Empty Mirror received a review copy of this book.
Many of the poems in Jack Willetts’ debut poetry collection, The Beauty of being Hated, explore the way we label and think about feelings. Here are the pain and hope that spring, intertwined, from the aftermath of failed relationships and beginnings of new ones, and what lies between. Not all emotions are pure: lines blur, converge, and tangle in relationships with loved ones, friends, family – and the ones we have with ourselves.
Some portray environments of self-harm or despair, or a mother’s love (“Suicide Cardigan,” “I loved to watch my mother smoke,”); others probe the ache and loneliness of relationships, and of dreams uncaught (“Rent,” “Pendant,” Sonnet,” “This will be a memory”).
In “Pendant,” Willetts writes,
I carry your pain –
like a charm
I take it with me
wherever I go
The poems cover a wide range. “Ode to Trailer Trash” is a long poem for a woman, deeply loved, and left behind. “Dr.

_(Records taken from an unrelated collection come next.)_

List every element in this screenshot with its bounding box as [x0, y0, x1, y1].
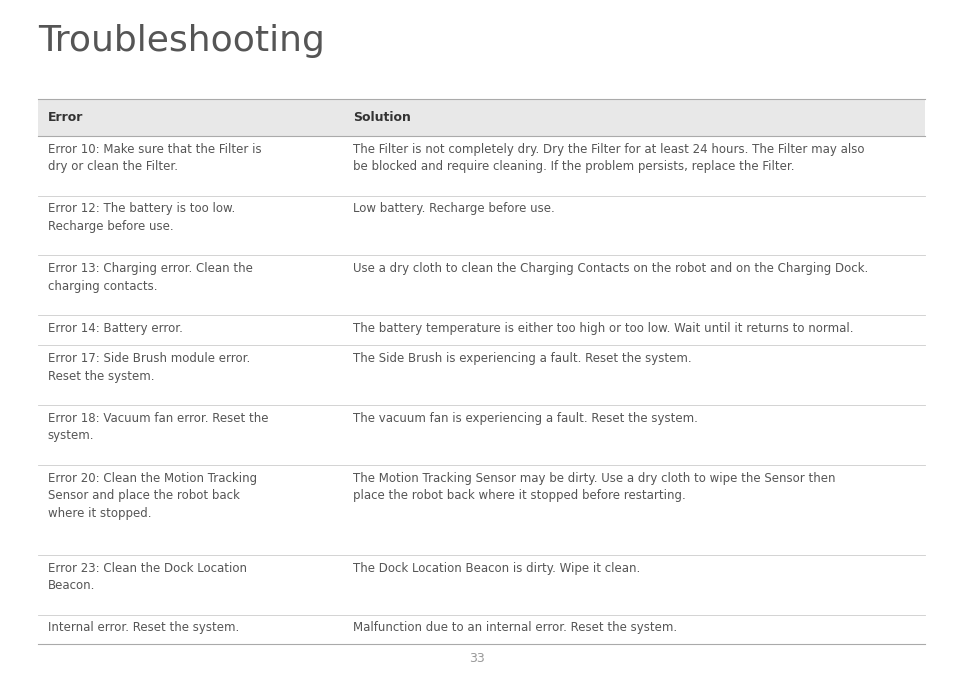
Text: Error: Error	[48, 110, 83, 124]
Text: Malfunction due to an internal error. Reset the system.: Malfunction due to an internal error. Re…	[353, 621, 677, 634]
Text: Error 18: Vacuum fan error. Reset the
system.: Error 18: Vacuum fan error. Reset the sy…	[48, 412, 268, 443]
Text: Error 13: Charging error. Clean the
charging contacts.: Error 13: Charging error. Clean the char…	[48, 263, 253, 293]
Text: The Side Brush is experiencing a fault. Reset the system.: The Side Brush is experiencing a fault. …	[353, 352, 691, 365]
Text: The Motion Tracking Sensor may be dirty. Use a dry cloth to wipe the Sensor then: The Motion Tracking Sensor may be dirty.…	[353, 472, 835, 502]
Text: The vacuum fan is experiencing a fault. Reset the system.: The vacuum fan is experiencing a fault. …	[353, 412, 698, 425]
Text: Error 14: Battery error.: Error 14: Battery error.	[48, 322, 182, 335]
Text: Internal error. Reset the system.: Internal error. Reset the system.	[48, 621, 238, 634]
Text: Error 17: Side Brush module error.
Reset the system.: Error 17: Side Brush module error. Reset…	[48, 352, 250, 383]
Text: 33: 33	[469, 652, 484, 665]
Text: Use a dry cloth to clean the Charging Contacts on the robot and on the Charging : Use a dry cloth to clean the Charging Co…	[353, 263, 867, 276]
Text: Error 12: The battery is too low.
Recharge before use.: Error 12: The battery is too low. Rechar…	[48, 203, 234, 233]
Text: Error 20: Clean the Motion Tracking
Sensor and place the robot back
where it sto: Error 20: Clean the Motion Tracking Sens…	[48, 472, 256, 520]
Text: Error 23: Clean the Dock Location
Beacon.: Error 23: Clean the Dock Location Beacon…	[48, 561, 247, 592]
Text: Troubleshooting: Troubleshooting	[38, 24, 325, 58]
Text: Low battery. Recharge before use.: Low battery. Recharge before use.	[353, 203, 554, 216]
Text: Solution: Solution	[353, 110, 411, 124]
Text: The Dock Location Beacon is dirty. Wipe it clean.: The Dock Location Beacon is dirty. Wipe …	[353, 561, 639, 574]
Text: The battery temperature is either too high or too low. Wait until it returns to : The battery temperature is either too hi…	[353, 322, 853, 335]
Text: The Filter is not completely dry. Dry the Filter for at least 24 hours. The Filt: The Filter is not completely dry. Dry th…	[353, 143, 863, 173]
Text: Error 10: Make sure that the Filter is
dry or clean the Filter.: Error 10: Make sure that the Filter is d…	[48, 143, 261, 173]
Bar	[38, 99, 924, 136]
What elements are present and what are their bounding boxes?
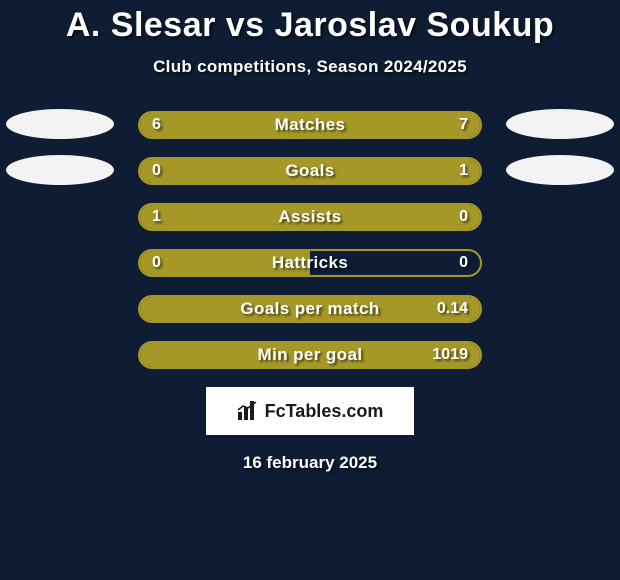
- page-title: A. Slesar vs Jaroslav Soukup: [0, 6, 620, 45]
- stat-label: Min per goal: [140, 343, 480, 367]
- stat-label: Hattricks: [140, 251, 480, 275]
- stat-value-left: 6: [152, 113, 161, 137]
- stat-bar: Min per goal1019: [138, 341, 482, 369]
- stat-label: Goals per match: [140, 297, 480, 321]
- stat-value-right: 1: [459, 159, 468, 183]
- stat-row: Goals0 1: [0, 157, 620, 185]
- stat-bar: Assists1 0: [138, 203, 482, 231]
- player-right-badge: [506, 109, 614, 139]
- stat-row: Hattricks0 0: [0, 249, 620, 277]
- stat-value-right: 1019: [432, 343, 468, 367]
- comparison-infographic: A. Slesar vs Jaroslav Soukup Club compet…: [0, 0, 620, 580]
- stat-bar: Matches6 7: [138, 111, 482, 139]
- stat-value-right: 0: [459, 205, 468, 229]
- stat-row: Goals per match0.14: [0, 295, 620, 323]
- stat-label: Matches: [140, 113, 480, 137]
- date-label: 16 february 2025: [0, 453, 620, 473]
- stat-value-right: 0.14: [437, 297, 468, 321]
- stat-value-left: 0: [152, 251, 161, 275]
- stat-bar: Hattricks0 0: [138, 249, 482, 277]
- chart-icon: [237, 401, 259, 421]
- stat-label: Goals: [140, 159, 480, 183]
- stat-rows: Matches67Goals01Assists10Hattricks00Goal…: [0, 111, 620, 369]
- stat-value-right: 0: [459, 251, 468, 275]
- stat-value-left: 1: [152, 205, 161, 229]
- stat-row: Min per goal1019: [0, 341, 620, 369]
- page-subtitle: Club competitions, Season 2024/2025: [0, 57, 620, 77]
- player-left-badge: [6, 109, 114, 139]
- player-left-badge: [6, 155, 114, 185]
- player-right-badge: [506, 155, 614, 185]
- stat-value-right: 7: [459, 113, 468, 137]
- stat-value-left: 0: [152, 159, 161, 183]
- stat-label: Assists: [140, 205, 480, 229]
- source-label: FcTables.com: [265, 401, 384, 422]
- source-badge: FcTables.com: [206, 387, 414, 435]
- stat-row: Assists1 0: [0, 203, 620, 231]
- stat-bar: Goals0 1: [138, 157, 482, 185]
- stat-bar: Goals per match0.14: [138, 295, 482, 323]
- stat-row: Matches6 7: [0, 111, 620, 139]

Poetry” remembers a writing teacher. “Poem written at call centre desk B2B” is a love note written in a digital age. “Sunflower,” “Child,” and “Goodnight Moon,” meditations on the life cycle and childhood, are inspired by a little girl.
Willetts’ poems have a painterly quality, and an economy, expressing, with just the right details, volumes in just a few lines:
I watched my mother
walk towards me once,
the ballet colouring every step
a dance for life
she told me she had flown
when she was young
in a room full of mirrors
she tried to fly in later years
A measure of pain may sprawls over many of these poems, but understand: through each darkness weaves a vein of light: a mother’s love, a child’s joy, a hope, or a realization. With this collection, Jack Leaf Willetts deftly explores the connections between seemingly opposing emotions, and the beauty that can blossom from the soil of negativity. It’s an impressive debut, and one that makes me look forward to his future publications.